Toronto avoided near disaster when Brett Kulak and Christian Dvorak of Montreal missed shots at a wide-open net within 18 seconds of the puck drop. Later, Campbell stopped a dangerous backhand by Canadiens’ rookie Cole Caufield.

“[Jack] was a factor,” Nylander said. “It could have been 2-0 or 3-0 Montreal.”

Jonathan Drouin finally put the visitors ahead with 12:38 left in the first period, tapping in a soft pass from Josh Anderson. Engvall tied it on a power play less than two minutes later. Michael Bunting and Rasmus Sandin drew assists.

“The first 10 minutes were not good,” Keefe said. “It took us a while to get comfortable.”

The teams fought through a goalless and evenly played second 20 minutes. Toronto held a slight advantage in shots, 23-20, heading for the intermission. Nylander snapped a crisp shot past Montreal goalie Jake Allen a little more than a minute into the third.

“It was sweet,” Justin Holl, the Maple Leafs defenceman, said. “He really showed good patience and he picked his corner nicely.”

Back-to-back penalties 18 seconds apart gave the Canadiens a 5-on-3 power play but they failed to score. Campbell was sharp in the net and his teammates played well in front of him. Holl blocked one shot headed for a gaping open net.

It was an interesting start to an interesting season for both teams. Toronto lined up with seven new faces on its roster. Montreal had five.

The Maple Leafs were without Matthews, their star centre. The Canadiens begin the campaign without five key players: Shea Weber, Carey Price, Paul Byron, Joel Edmundson and Mike Hoffman.

Weber, the Montreal captain, will miss the year with an ankle injury. Price, one of the game’s most elite goaltenders, has entered the league’s player-assistance program and will be out indefinitely. In his stead, Allen, who filled in capably when Price was hurt earlier this year, will be in the net.

Matthews, who led the NHL with 41 goals last season, is still recovering from offseason wrist surgery. He is unlikely to play in the Maple Leafs first three games. They play again in Ottawa on Thursday and then are back home on Saturday to face the Senators.

Ilya Mikheyev, who underwent surgery on Wednesday to repair a broken finger, is out for eight weeks. Much was expected from him.

The last time the rivals met when results counted, Montreal overcame a 3-1 series disadvantage and rallied past Maple Leafs in seven games. The Canadiens made it all the way to the Stanley Cup finals before they were swept by the Tampa Bay Lightning.

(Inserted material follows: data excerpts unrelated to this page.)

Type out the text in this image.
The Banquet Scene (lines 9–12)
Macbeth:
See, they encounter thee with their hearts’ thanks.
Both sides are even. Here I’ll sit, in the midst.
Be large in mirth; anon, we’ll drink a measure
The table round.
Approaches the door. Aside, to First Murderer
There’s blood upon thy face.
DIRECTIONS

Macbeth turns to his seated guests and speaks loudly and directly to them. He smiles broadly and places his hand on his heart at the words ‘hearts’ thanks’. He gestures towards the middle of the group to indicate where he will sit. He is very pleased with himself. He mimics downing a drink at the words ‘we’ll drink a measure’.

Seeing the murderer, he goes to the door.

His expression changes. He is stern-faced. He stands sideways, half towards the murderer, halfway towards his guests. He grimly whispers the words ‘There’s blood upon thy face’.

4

Montreal was the first Canadian team to play for the championship since 2011, when Vancouver lost to the Boston Bruins. It was unexpected and a nice effort, but disappointing in the end.

“It sat with us all summer, but I think we’re all better off for that experience,” Brendan Gallagher, the Montreal forward, said. “We all learned what we did well, what we need to do better, and we’re looking forward to showing it this year.”

The Maple Leafs feel much the same. They won their division but then fell flat in the playoffs. They haven’t won a postseason series 2004.

“Last year, we focused on setting the standard,” Jake Muzzin, the Toronto defenceman, said following the morning skate. “We did a lot of good things but we fell short. We have to start on the right foot tonight.”

It was a night to remember for all that partook.

“It was very special,” Nylander said. “It felt like it was such a long time ago that we experienced something like this. It was nice to see fans back in the building.”